Charlie Gischlar, a spokesman for the Maryland Department of Health, wrote in an email Tuesday afternoon that the state’s strategy focuses on developing sites in underserved and regional locations where they can serve the most residents, with the most efficiency.

“12.3% of Montgomery County residents have received their first doses, above the statewide average of 11.8%,” he wrote. “As vaccine supplies increase, and as we open the already-announced regional sites, we will then evaluate other locations as either community or mass vaccination sites.”


But delegates and local officials have argued that that heavy use of the Six Flags site by Montgomery County residents is a reason why the county needs its own site.

During a media briefing on Wednesday, Stoddard said the county is preparing at least one site with the needed infrastructure and planning, in hopes that the state approves it.

The county has proposed at least three locations as potential mass vaccination sites to the state health department, including the fairgrounds in Gaithersburg.


County officials have declined to name the other two sites, but County Executive Marc Elrich said last week that the county has a location that a property owner will let the county use. He did not identify the site and it was not clear if he was referring to the fairgrounds.

On Tuesday morning, before Hogan’s comments, the council reiterated its disappointment and frustration about a site not being located in the county.

Council Member Will Jawando said the council will continue to advocate for a site in the county.


“It doesn’t make a lot of sense obviously with the largest jurisdiction and some of the highest cases and infection rates, and one of the most diverse populations, that you wouldn’t do that,” he said.

Council Vice President Gabe Albornoz said the state’s decision makes no sense.

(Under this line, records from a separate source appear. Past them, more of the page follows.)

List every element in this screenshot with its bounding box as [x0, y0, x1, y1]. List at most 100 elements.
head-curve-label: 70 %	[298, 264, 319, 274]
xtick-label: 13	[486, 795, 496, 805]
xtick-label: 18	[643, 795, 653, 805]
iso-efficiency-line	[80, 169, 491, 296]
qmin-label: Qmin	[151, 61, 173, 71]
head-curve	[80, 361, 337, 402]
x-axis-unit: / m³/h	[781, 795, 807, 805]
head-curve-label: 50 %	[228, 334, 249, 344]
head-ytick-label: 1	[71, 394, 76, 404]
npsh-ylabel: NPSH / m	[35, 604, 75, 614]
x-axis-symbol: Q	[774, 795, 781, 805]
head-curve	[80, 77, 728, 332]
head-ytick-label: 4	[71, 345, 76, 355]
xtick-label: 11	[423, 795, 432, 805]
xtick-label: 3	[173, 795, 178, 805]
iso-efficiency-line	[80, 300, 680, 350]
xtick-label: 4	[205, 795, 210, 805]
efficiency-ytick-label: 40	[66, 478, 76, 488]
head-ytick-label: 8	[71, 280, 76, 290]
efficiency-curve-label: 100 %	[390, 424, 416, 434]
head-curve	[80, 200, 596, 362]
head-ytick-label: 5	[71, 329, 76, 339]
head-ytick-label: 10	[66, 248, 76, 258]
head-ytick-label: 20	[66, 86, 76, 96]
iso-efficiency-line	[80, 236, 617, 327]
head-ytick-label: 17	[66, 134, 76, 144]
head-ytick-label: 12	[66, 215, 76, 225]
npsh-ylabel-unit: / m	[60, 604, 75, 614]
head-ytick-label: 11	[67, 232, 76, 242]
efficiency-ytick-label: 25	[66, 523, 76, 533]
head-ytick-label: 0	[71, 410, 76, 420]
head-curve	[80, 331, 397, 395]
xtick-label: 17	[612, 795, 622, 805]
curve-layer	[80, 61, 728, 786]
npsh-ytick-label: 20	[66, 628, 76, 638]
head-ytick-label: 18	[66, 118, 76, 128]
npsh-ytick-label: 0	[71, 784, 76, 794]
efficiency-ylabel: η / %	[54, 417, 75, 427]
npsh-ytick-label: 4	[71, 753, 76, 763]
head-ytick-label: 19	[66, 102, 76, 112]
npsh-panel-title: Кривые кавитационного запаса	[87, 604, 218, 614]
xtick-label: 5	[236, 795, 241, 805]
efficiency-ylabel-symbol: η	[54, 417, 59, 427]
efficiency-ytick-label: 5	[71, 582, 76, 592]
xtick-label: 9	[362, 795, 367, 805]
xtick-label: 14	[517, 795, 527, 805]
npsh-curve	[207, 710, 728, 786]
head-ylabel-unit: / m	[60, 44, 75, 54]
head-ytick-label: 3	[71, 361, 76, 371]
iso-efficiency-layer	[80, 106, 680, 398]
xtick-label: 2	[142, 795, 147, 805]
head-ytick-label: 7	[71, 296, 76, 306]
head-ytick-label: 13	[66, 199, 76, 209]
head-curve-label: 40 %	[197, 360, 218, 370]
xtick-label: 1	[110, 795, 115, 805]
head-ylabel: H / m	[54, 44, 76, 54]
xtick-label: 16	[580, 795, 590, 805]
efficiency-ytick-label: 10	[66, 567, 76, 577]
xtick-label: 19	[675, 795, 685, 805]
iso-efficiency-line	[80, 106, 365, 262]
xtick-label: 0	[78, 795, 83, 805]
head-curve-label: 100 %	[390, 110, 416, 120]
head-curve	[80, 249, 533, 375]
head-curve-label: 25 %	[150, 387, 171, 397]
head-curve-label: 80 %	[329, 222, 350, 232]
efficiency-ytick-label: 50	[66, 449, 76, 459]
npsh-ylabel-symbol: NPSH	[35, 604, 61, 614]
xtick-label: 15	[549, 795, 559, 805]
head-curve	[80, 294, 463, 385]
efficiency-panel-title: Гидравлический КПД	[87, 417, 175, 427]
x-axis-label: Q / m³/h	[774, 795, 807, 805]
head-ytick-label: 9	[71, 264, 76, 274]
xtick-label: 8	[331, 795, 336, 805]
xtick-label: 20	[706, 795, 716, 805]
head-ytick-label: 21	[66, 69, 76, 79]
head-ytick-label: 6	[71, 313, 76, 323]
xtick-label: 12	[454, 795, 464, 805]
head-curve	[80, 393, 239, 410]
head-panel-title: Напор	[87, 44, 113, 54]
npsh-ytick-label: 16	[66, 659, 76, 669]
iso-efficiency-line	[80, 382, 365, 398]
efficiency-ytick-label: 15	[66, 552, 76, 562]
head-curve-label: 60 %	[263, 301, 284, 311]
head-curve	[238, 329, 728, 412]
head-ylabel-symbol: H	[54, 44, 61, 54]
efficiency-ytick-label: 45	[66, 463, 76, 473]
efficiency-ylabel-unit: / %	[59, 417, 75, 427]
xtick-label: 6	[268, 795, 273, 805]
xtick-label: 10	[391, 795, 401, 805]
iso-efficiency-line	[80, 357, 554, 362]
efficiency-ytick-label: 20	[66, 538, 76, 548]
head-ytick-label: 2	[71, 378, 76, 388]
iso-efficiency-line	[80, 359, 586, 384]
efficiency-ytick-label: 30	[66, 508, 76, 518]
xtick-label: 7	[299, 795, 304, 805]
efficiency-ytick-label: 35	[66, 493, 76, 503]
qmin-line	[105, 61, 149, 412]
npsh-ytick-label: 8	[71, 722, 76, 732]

“It is absurd that from a public health standpoint, we, as the largest jurisdiction in the [state], with the largest percentage of seniors, with the second largest percentage of minorities, have not even had a conversation about the development of a mass vaccination site here in Montgomery County,” he said. “We are ready, Gov. Hogan, to be able to stand up a mass vaccination site and have the capacity.”


Albornoz said there is a continued impression that Montgomery County does not have the same level of need for one as other jurisdictions.

“We are fortunate, on a number of different levels. But for goodness sakes, we certainly have that need here,” he said.

Council Member Evan Glass said Hogan also needs to expand the recently announced centralized registration system for the state’s mass vaccination sites.


“We also need the governor to expand the centralized registration to all vaccine providers — a true one-stop shop that residents are all begging us for,” he said.

The centralized system will be launched next month, Hogan said on Tuesday.

Hogan said that the U.K., South African and Brazilian variants of COVID-19 have all been identified in the state.


Dr. Jinlene Chan, the state’s acting deputy health secretary, said at the press conference that there have been 60 cases in Maryland identified with a variant. The U.K. variant has been among the most common of the three, she said.

The variants tend to be more transmissible, but the severity of the virus doesn’t appear to be increased.
The variants are identified in COVID-19 cases by using genomic sequencing.

Hogan said the state has entered into agreements with the University of Maryland and Johns Hopkins Medicine to double the sequencing volume. The heath systems will help screen and sequence more than 10% of the COVID-19 cases in the state.


The partnership will increase sequencing capacity from 300 sequences per week to more than 700.
Meanwhile, another COVID-19 vaccine could soon be on the market.

Johnson & Johnson’s COVID-19 vaccine is being made at an Emergent BioSolutions plant in East Baltimore. Federal approval for the vaccine could happen as early as Friday, with distribution possibly starting next week, state officials said.

Staff writer Dan Schere contributed to this story.